In Chromium the saving to MHTML feature is enabled by launching the browser with the CLI argument `--save-page-as-mhtml` (Vivaldi browser enables this by default without any arguments needed). Firefox used to support it via excellent addons up until their Quantum update but they haven't supported it since and is a dealbreaker to my daily use of it.

4 comments

MHTML is almost as old as Google and was first implemented by Internet Explorer in 2001. They're identical to .eml files too (it's plain old MIME), so you can load them in your email client if you're so inclined.
Not MHTML I guess and not native to the browser, but in Firefox you can use the popular SingleFile addon to save any web page into a single HTML file.

https://addons.mozilla.org/en-GB/firefox/addon/single-file/

Seems like a decent project, which has come up before. The sibling commenter ramraj07 would likely be interested in what seems like a new feature listed to automatically save pages once loaded, which according to that link works on Firefox for Android (mobile).

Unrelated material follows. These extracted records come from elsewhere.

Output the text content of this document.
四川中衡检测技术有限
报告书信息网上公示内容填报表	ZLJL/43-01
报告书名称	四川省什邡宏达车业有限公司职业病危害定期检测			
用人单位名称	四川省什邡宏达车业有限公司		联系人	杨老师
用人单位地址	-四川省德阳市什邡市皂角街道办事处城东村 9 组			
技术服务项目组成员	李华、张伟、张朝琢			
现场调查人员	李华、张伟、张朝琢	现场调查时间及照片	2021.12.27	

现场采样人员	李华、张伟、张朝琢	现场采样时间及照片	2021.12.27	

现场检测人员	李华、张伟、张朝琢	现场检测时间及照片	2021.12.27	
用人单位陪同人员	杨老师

Back when Firefox supported the UnMHT addon it would also work on Firefox for Android and had the nice feature of being able to customize which replacement Unicode was used for illegal filename characters (instead of just using underscores like Chromium does and SingleFile says it does).

Btw the comparison table of SingleFile mentions MHTML can't be 'unzipped' to extract the resources but there is an open source program on Windows which can extract the resources called ExtractMHT[1], which later became bundled with Universal Extractor.

[1] https://www.legroom.net/software/extractmht

MHTML looks interesting. Avoiding "Save as" into multiple files, I've been capturing the websites as screenshots to preserve the layout and printing as PDFs to preserve the content, and honestly it works so-so...
I want this but done automatically (save every webpage I spend more than 10 seconds in) and also work on my phone. Which is impossible I suppose.
There are some 'save everything' programs/extensions I seen mentioned in the past (and in this topic) but have wondered how users deal with the signal-to-noise ratio, later filtering for desired content, or whether the users find the storage requirements are worth it.

Often when searching for a specific thing, be it technical queries, useful reviews, troubleshooting, etc, it can take many, many searches and looking through pages before finding something worthwhile, at which point I'll save it (and name it with keywords for future me) since the effort required to even find it is not worth repeating. I'm not sure how such save everything utilities would make that part easier when I wish to return to the relevant page in the future (ie: finding the relevant page, among all the pages that aren't relevant when they share so many similar internal keywords).